Defendants do not respond to the laches defense in their pretrial or post-trial submissions. (See generally Docs. 45-4, 58). Hence, the court finds that defendants have effectively waived any defense to plaintiffs' argument that their counterclaim for breach of fiduciary duty under LMRDA is barred by laches. See D'Angio v. Borough of Nescopeck, 34 F.Supp.2d 256, 265 (M.D. Pa. 1999). Even if defendants had not waived their opposition to the laches defense, the court would nevertheless agree with plaintiffs. The executive board approved the Plan amendment on July 2, 2012 and trustees Garofalo and Turns signed the Plan documents on August 17, 2012. Defendants became aware of the 2012 amendment to the Plan during the July 8, 2012 general membership meeting.
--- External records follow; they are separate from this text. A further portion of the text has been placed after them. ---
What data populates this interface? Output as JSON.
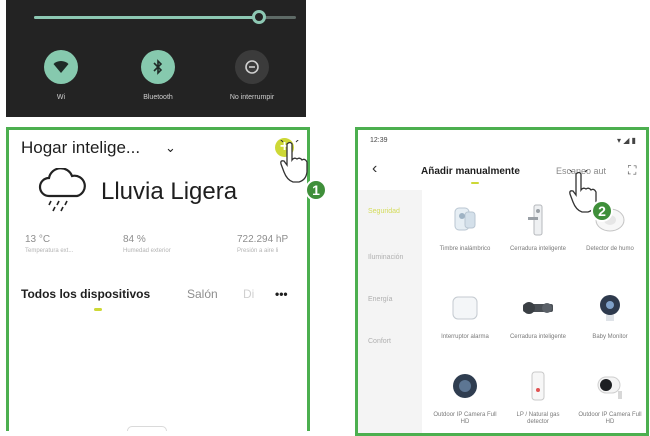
{
  "quick_settings": {
    "brightness_level": 0.86,
    "tiles": [
      {
        "label": "Wi",
        "icon": "wifi-icon",
        "active": true
      },
      {
        "label": "Bluetooth",
        "icon": "bluetooth-icon",
        "active": true
      },
      {
        "label": "No interrumpir",
        "icon": "do-not-disturb-icon",
        "active": false
      }
    ]
  },
  "home": {
    "title": "Hogar intelige...",
    "weather": "Lluvia Ligera",
    "stats": [
      {
        "value": "13 °C",
        "label": "Temperatura ext..."
      },
      {
        "value": "84 %",
        "label": "Humedad exterior"
      },
      {
        "value": "722.294 hP",
        "label": "Presión a aire li"
      }
    ],
    "tabs": [
      "Todos los dispositivos",
      "Salón",
      "Di",
      "•••"
    ]
  },
  "add_device": {
    "time": "12:39",
    "status_icons": "▾ ◢ ▮",
    "title": "Añadir manualmente",
    "scan_label": "Escaneo aut",
    "sidebar": [
      "Seguridad",
      "Iluminación",
      "Energía",
      "Confort"
    ],
    "devices": [
      {
        "name": "Timbre inalámbrico",
        "icon": "doorbell-icon"
      },
      {
        "name": "Cerradura inteligente",
        "icon": "smart-lock-icon"
      },
      {
        "name": "Detector de humo",
        "icon": "smoke-detector-icon"
      },
      {
        "name": "Interruptor alarma",
        "icon": "alarm-hub-icon"
      },
      {
        "name": "Cerradura inteligente",
        "icon": "door-lock-icon"
      },
      {
        "name": "Baby Monitor",
        "icon": "baby-monitor-icon"
      },
      {
        "name": "Outdoor IP Camera Full HD",
        "icon": "outdoor-camera-icon"
      },
      {
        "name": "LP / Natural gas detector",
        "icon": "gas-detector-icon"
      },
      {
        "name": "Outdoor IP Camera Full HD",
        "icon": "ip-camera-icon"
      }
    ]
  },
  "steps": [
    "1",
    "2"
  ],
  "colors": {
    "frame": "#4caf4f",
    "accent": "#cdd836",
    "badge": "#3f8f3a",
    "qs_on": "#86c9ae"
  }
}
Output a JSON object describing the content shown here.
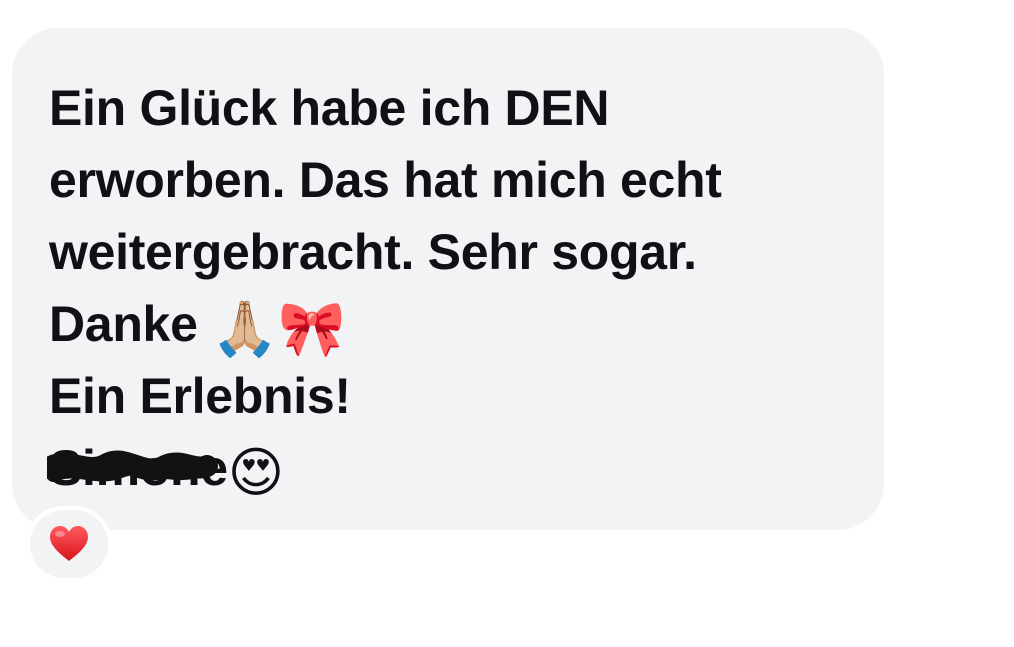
{
  "message": {
    "lines": [
      "Ein Glück habe ich DEN",
      "erworben. Das hat mich echt",
      "weitergebracht. Sehr sogar.",
      "Danke",
      "Ein Erlebnis!",
      "Simone"
    ],
    "emoji": {
      "folded_hands": "🙏🏼",
      "ribbon": "🎀",
      "heart_eyes": "😍"
    },
    "signature_redacted": true
  },
  "reaction": {
    "emoji": "❤️",
    "icon": "heart-icon",
    "color": "#e3232b"
  },
  "colors": {
    "bubble_background": "#f2f3f5",
    "text": "#101114",
    "page_background": "#ffffff"
  }
}
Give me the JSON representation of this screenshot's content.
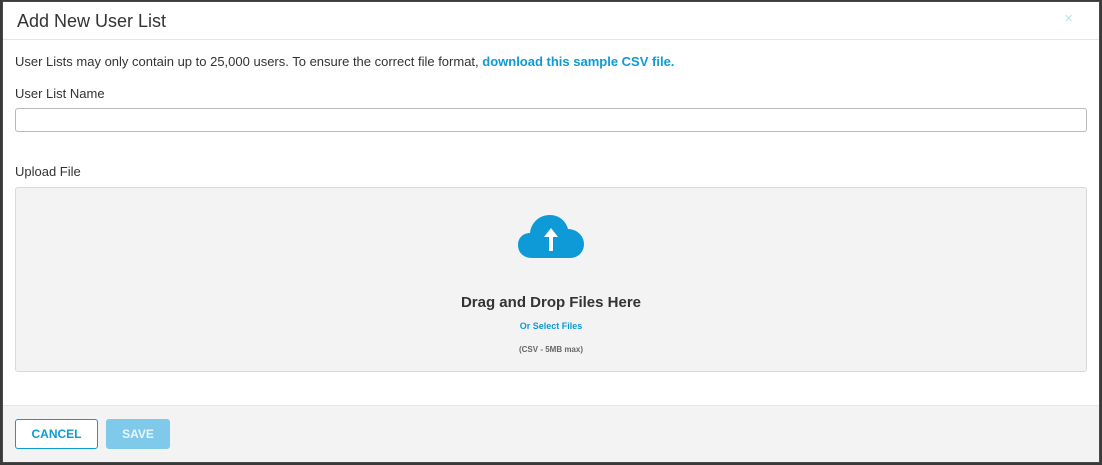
{
  "modal": {
    "title": "Add New User List",
    "close_label": "×"
  },
  "intro": {
    "text": "User Lists may only contain up to 25,000 users. To ensure the correct file format, ",
    "link_text": "download this sample CSV file."
  },
  "form": {
    "name_label": "User List Name",
    "name_value": "",
    "name_placeholder": "",
    "upload_label": "Upload File"
  },
  "dropzone": {
    "icon": "cloud-upload-icon",
    "title": "Drag and Drop Files Here",
    "select_link": "Or Select Files",
    "hint": "(CSV - 5MB max)"
  },
  "footer": {
    "cancel_label": "CANCEL",
    "save_label": "SAVE"
  },
  "colors": {
    "accent": "#0d9ad6",
    "save_disabled": "#7fc9ea",
    "dropzone_bg": "#f3f3f3"
  }
}
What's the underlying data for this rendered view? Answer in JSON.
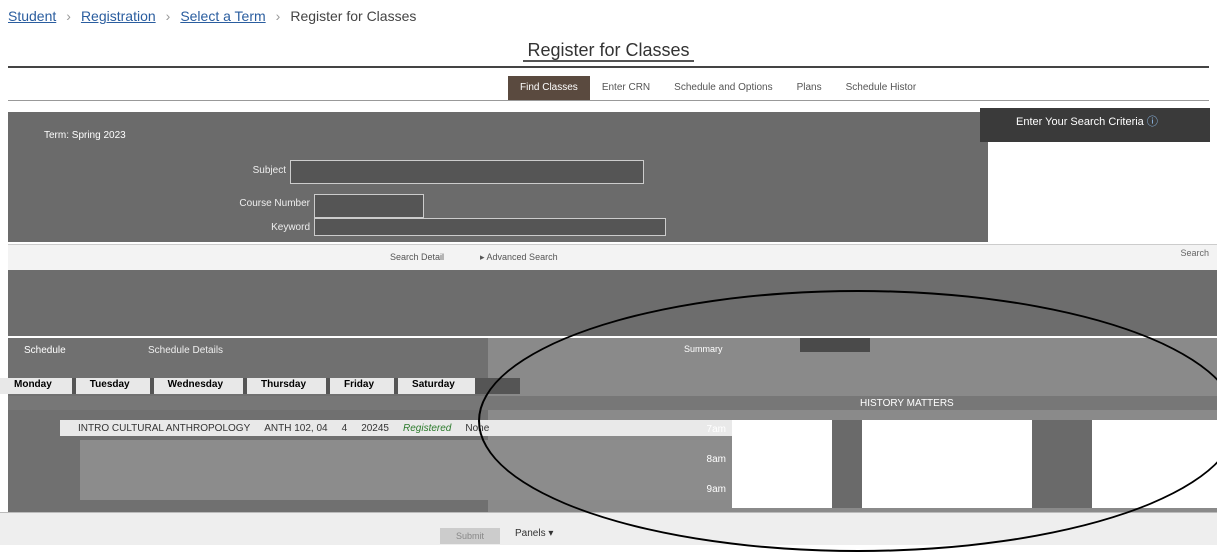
{
  "breadcrumb": {
    "items": [
      "Student",
      "Registration",
      "Select a Term",
      "Register for Classes"
    ]
  },
  "page": {
    "title": "Register for Classes"
  },
  "tabs": {
    "find_classes": "Find Classes",
    "enter_crn": "Enter CRN",
    "schedule_options": "Schedule and Options",
    "plans": "Plans",
    "browse_history": "Schedule Histor"
  },
  "search": {
    "heading": "Enter Your Search Criteria",
    "term": "Term: Spring 2023",
    "subject_label": "Subject",
    "course_number_label": "Course Number",
    "keyword_label": "Keyword",
    "keyword_link": "Search Detail",
    "advanced_link": "Advanced Search",
    "search_button": "Search"
  },
  "schedule": {
    "section_title": "Schedule",
    "details_tab": "Schedule Details",
    "summary_tab": "Summary",
    "days": [
      "Monday",
      "Tuesday",
      "Wednesday",
      "Thursday",
      "Friday",
      "Saturday"
    ],
    "row": {
      "title": "INTRO CULTURAL ANTHROPOLOGY",
      "course": "ANTH 102, 04",
      "hours": "4",
      "crn": "20245",
      "status": "Registered",
      "grading": "None"
    },
    "history_item": "HISTORY MATTERS",
    "times": [
      "7am",
      "8am",
      "9am"
    ]
  },
  "footer": {
    "submit": "Submit",
    "panels": "Panels"
  }
}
Defendants filed their LMRDA counterclaim on June 7, 2016, (Doc. 27), long after the analogous two year statute of limitations expired. Vesting provisions were specifically discussed at the February 10, 2013 general membership meeting, yet Thompson and Hicks never requested access to the 2012 Plan documents despite their undisputed right as members to access Union documents. See Morris, 1994 WL 675461, at *8. Defendants fail to establish *672why their claim for breach of fiduciary duty under LMRDA should not be time-barred.

III. Conclusion

For the aforementioned reasons, the court finds in favor of plaintiffs on their ERISA claim for denial of benefits and on defendants' claims for breach of fiduciary duty in violation of ERISA and LMRDA. The court further finds in favor of defendants on plaintiffs' ERISA claim for breach of fiduciary duty against the Union, Thompson, and Hicks. The court will award damages for pension benefits for plaintiffs' first year of covered service as Union employees in the amount of $161,630.94. An appropriate order shall issue.